Halfway between meme and gene is the ringtone, an informational packet passed from person to person, and replicating more often based on their social success. It undergoes selection, just like everything else with a replication system, but China has forced it to mutate in aggressive and destructive ways.
In mere megalopolises, the ringtone is selected for uniqueness so that the owner knows it’s their phone. But in Chinese cities the sheer density of mobile phones per square meter has passed the critical concentration where any sound you could imagine is sure to be used by someone else as well, and the only reliable identifier is volume. Sheer bone-shattering volume.
If you’re on a bus being deafened by polyphonics, well, that just means that there’s phone service in the area. That could be anyone’s. It’s only when you notice your own ossicles bouncing out of your ear canal that you can be sure it’s your own phone. The concept of avoiding disruption of other passengers simply doesn’t exist. Possibly because being bothered into not doing things by the presence of other people would cause a population of this size to crash and freeze entirely.

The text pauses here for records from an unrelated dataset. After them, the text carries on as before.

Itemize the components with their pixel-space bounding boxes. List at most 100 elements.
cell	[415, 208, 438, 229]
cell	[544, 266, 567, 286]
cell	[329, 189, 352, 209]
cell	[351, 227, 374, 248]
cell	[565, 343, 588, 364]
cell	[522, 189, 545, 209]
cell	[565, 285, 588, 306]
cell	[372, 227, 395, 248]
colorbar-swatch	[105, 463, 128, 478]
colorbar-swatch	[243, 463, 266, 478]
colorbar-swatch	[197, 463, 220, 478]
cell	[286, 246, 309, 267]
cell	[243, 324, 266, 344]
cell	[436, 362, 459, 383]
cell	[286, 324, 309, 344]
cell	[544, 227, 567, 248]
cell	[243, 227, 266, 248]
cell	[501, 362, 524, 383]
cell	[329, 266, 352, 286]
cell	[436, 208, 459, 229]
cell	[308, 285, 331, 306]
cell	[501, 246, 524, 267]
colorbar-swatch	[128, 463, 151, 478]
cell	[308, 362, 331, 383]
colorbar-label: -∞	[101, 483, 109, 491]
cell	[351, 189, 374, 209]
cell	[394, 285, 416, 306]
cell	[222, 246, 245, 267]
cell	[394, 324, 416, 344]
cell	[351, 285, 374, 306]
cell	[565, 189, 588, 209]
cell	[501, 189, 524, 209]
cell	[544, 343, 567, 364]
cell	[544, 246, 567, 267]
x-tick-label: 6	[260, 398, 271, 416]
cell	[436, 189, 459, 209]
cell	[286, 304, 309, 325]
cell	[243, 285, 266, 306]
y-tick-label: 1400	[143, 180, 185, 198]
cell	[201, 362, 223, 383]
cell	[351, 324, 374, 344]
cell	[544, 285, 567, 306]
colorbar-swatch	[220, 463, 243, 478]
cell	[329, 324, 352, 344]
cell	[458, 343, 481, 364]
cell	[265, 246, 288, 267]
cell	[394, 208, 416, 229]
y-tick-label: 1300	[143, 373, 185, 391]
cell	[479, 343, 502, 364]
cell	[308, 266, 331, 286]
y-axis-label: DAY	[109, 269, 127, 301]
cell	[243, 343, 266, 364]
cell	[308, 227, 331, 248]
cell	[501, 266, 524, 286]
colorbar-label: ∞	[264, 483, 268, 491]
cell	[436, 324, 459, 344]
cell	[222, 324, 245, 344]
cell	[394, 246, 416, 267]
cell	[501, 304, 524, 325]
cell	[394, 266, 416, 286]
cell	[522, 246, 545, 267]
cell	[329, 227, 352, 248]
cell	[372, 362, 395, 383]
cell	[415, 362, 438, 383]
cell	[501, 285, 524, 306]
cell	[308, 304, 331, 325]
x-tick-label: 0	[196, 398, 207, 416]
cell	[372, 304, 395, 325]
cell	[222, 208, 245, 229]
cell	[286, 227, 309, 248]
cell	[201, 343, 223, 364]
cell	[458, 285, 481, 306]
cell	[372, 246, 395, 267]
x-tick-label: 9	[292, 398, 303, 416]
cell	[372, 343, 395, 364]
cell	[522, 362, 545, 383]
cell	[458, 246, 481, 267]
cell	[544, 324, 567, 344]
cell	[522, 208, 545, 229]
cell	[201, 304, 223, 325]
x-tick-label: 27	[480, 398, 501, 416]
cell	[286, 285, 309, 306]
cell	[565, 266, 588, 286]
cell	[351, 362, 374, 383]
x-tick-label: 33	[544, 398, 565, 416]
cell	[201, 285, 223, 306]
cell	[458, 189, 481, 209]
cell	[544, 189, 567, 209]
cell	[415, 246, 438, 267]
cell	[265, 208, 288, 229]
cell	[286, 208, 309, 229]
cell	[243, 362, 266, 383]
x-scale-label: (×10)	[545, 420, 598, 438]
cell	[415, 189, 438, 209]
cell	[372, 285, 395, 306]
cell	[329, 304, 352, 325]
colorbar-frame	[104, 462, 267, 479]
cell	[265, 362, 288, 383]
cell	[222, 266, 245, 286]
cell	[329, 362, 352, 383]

You could set off a golabl tidal wave by hacking the cell towers to ring every phone at once, without the hassle of organizing everyone jumping at once. In fact, jumping would be unnecessary, as the resonance of every possible ringtone sounding simultaneously at maximum volume would project the population into the air, where they’d float like electro-hovercraft over the disintegrating wail of badly digitized pop and movie samples.
This synchro-sounding would drive the tidal waves even faster, washing away every other nation on Earth, while resetting China to pre-industrial times as everything electronic is overloaded and destroyed. It could well be a last-ditch antipocalypse intended as a final fall-back position, to keep humanity going at the base level when we’re on the verge of utterly wrecking the ecosphere.
At least, I think that’s why everyone has their phones so loud.